Guidance scale
How to use guidance scale in Stable Diffusion.
Last updated
How to use guidance scale in Stable Diffusion.
Last updated
The Guidance Scale, also known as CFG - classifier free guidance is a parameter that controls how much the image generation process follows the text prompt. Increasing this parameter results in images that adhere more closely to the input text.
It's important to note that setting the value to maximum is not always the optimal approach. This is because the generation process can become less diverse and of lower quality as the guidance scale increases.
You may see this for yourself by checking at the sample images below, which displays various generations of "a swimming cat under the water" with different guidance values.
Observe its behavior at different points; when the guidance scale value is set to 1, the text prompt is completely ignored. When the scale is set to its maximum value of 28, on the other hand, the prompts are strictly followed, but with the worst image quality. Typically, the most creative and artistic outcomes are obtained at a CFG scale of 7.
The suitable CFG value is determined by your desired outcomes as well as the complexity of the text prompt.
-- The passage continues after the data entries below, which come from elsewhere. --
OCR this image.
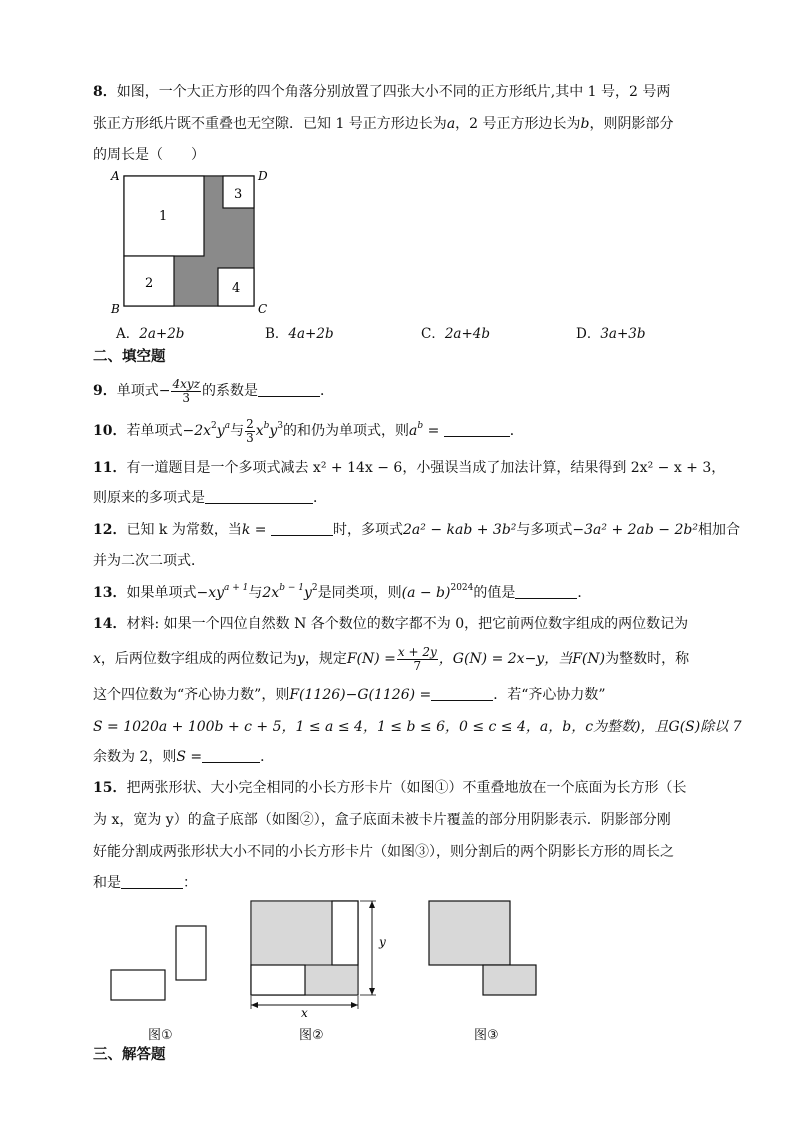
8．如图，一个大正方形的四个角落分别放置了四张大小不同的正方形纸片,其中 1 号，2 号两
张正方形纸片既不重叠也无空隙．已知 1 号正方形边长为a，2 号正方形边长为b，则阴影部分
的周长是（　　）
1
2
3
4
A	D
B	C
A．2a+2b	B．4a+2b	C．2a+4b	D．3a+3b
二、填空题
9．单项式− $\frac{\text{4xyz}}{3}$ 的系数是	．
10．若单项式$-2x^2y^a$与 $\frac{2}{3} x^by^3$的和仍为单项式，则$a^b$ =	．
11．有一道题目是一个多项式减去 x² + 14x − 6，小强误当成了加法计算，结果得到 2x² − x + 3，
则原来的多项式是	．
12．已知 k 为常数，当k =	时，多项式2a² − kab + 3b²与多项式−3a² + 2ab − 2b²相加合
并为二次二项式．
13．如果单项式$-xy^{a + 1}$与$2x^{b - 1}y^2$是同类项，则$(a - b)^{2024}$的值是	．
14．材料: 如果一个四位自然数 N 各个数位的数字都不为 0，把它前两位数字组成的两位数记为
x，后两位数字组成的两位数记为y，规定$F(N) = \frac{x + 2y}{7}$ ，G(N) = 2x−y，当F(N)为整数时，称
这个四位数为“齐心协力数”，则F(1126)−G(1126) =	．若“齐心协力数”
S = 1020a + 100b + c + 5，1 ≤ a ≤ 4，1 ≤ b ≤ 6，0 ≤ c ≤ 4，a，b，c为整数)，且G(S)除以 7
余数为 2，则S =	．
15．把两张形状、大小完全相同的小长方形卡片（如图①）不重叠地放在一个底面为长方形（长
为 x，宽为 y）的盒子底部（如图②），盒子底面未被卡片覆盖的部分用阴影表示．阴影部分刚
好能分割成两张形状大小不同的小长方形卡片（如图③），则分割后的两个阴影长方形的周长之
和是	：
y
x
图①	图②	图③
三、解答题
It's always a good idea to have trials with different scales to determine if more creative or strictly adhering to the prompt outcomes are better for your purpose.
The illustrations below are an example of generating images with complex text prompt:
A city in the future, hyperdetailed, volumetric lighting, landscape photography by Marc Adamus, Cinematic lighting, 8k, diminishing scale view
The prompt in this case has more words, and increasing the guidance scale makes the prompt's details more visible in the resulting images. For instance, when the guidance scale is set to 7, the image shows a less developed cityscape with shorter, older buildings and less futuristic architecture.
In contrast, when the guidance scale is set to a higher level, such as 17, the cityscape appears more advanced and technologically sophisticated. The streets are wider, with less pedestrian traffic and more advanced transportation, while the buildings are taller, sleeker, and more modern.
To generate images with more of the prompt's tiny details, it's recommended to start with a higher guidance scale between 12 and 19.